A Brief History of a Young Journal: Tribal college celebrates five years of publication

Feb 15th, 1994 | By | Category: 5-4: Education, Editor's Essay
By Paul Boyer
TCJ FIRST ISSUE

The first issue of Tribal College magazine published in the summer of 1989

Six years ago, while preparing to write a report on tribally controlled colleges, I spent several days at Salish Kootenai College in western Montana. At the time, the college was beginning to broadcast programs over their own television station. I visited their efficient little studio, filled with new equipment, and watched on a monitor as Sesame Street was picked up from a satellite and sent out across the reservation.

A few weeks later, I was on a similar fact-finding trip to Navajo Community College hundreds of miles to the south. They, too, want­ed a television station, although their project was still being planned.  Pins marked a wall map indicating possible transmitter sites.

As a visitor, I assumed that both institutions were helping each other develop their stations. I was surprised to hear that they were not. The reason was simple and distressing: neither knew about the other’s work.

I quickly learned that the tribal colleges had common interests but few opportunities for common dis­course. Aside from meetings of the American Indian Higher Education Consortium, there was no forum for college staff, faculty, administrators and students to discuss their needs, successes and evolving missions.

From this simple observation, a magazine was created, beginning its life in the summer of 1989.

It was primitive by any stan­dard. Twenty-four pages, designed on an early Macintosh computer and with a print run of only 1,000, the first issue of Tribal College was not going to win any awards. But it clearly met an urgent need. When demand from the colleges exceed­ed our supply and a second print­ing was ordered, the journal was fully born.

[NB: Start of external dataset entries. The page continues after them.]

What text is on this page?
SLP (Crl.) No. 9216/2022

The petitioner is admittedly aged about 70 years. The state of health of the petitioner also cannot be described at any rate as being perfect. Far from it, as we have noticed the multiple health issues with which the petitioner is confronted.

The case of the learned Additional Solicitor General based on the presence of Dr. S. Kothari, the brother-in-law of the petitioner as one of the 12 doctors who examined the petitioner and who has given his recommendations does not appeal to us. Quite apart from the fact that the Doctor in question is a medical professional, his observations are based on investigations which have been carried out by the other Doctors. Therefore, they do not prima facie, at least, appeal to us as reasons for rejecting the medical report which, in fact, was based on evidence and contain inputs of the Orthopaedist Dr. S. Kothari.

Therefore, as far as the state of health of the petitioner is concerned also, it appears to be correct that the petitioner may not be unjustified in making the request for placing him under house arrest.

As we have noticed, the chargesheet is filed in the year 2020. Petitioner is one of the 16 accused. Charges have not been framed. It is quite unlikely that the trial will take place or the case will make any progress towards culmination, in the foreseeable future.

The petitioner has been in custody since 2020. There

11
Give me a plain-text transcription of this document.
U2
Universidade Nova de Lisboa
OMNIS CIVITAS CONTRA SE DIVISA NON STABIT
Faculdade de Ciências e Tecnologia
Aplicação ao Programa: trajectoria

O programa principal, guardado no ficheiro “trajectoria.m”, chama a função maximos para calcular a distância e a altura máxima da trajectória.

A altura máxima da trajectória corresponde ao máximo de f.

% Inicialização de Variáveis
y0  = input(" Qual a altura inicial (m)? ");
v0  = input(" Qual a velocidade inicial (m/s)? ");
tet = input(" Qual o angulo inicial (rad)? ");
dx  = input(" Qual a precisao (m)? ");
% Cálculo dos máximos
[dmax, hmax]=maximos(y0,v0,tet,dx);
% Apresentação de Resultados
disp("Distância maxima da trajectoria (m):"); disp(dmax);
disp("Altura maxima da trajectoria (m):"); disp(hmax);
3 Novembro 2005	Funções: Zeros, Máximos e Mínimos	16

With this issue, we now complete five full years of publication. It is an appropriate time to take note of our accomplishments.

First, the journal has survived. Publications, like trendy restaurants, live on the edge of failure. Their perceived value must be proven anew with each issue and funding is rarely secure. Yet the journal has been consistently supported and its usefulness affirmed by the sponsor­ing colleges.

In addition, the journal has grown, both in size and scope. Originally conceived as an “in-house” publication for the tribal college community, it now reaches a broad range of readers. More than a journal for consortium members, it examines the larger universe of American Indian society. In this way, its content has been both broadened and deepened.

These changes are not unique to the journal. Instead, our growth is only a mirror of the changes taking place within the tribal colleges. Over the past five years, they, too, have grown and matured. Enrollments climb significantly every year and four new institu­tions have joined the consortium. They now collaborate on a wide range of projects, from the training of new leaders to telecommunica­tions (a major project described in this issue).

Much work remains. Each issue must be a little better than the last and its mission continues to evolve. But as editor, I am delighted that Tribal College has become more than a publication; it has, after five years, become part of the education land­scape.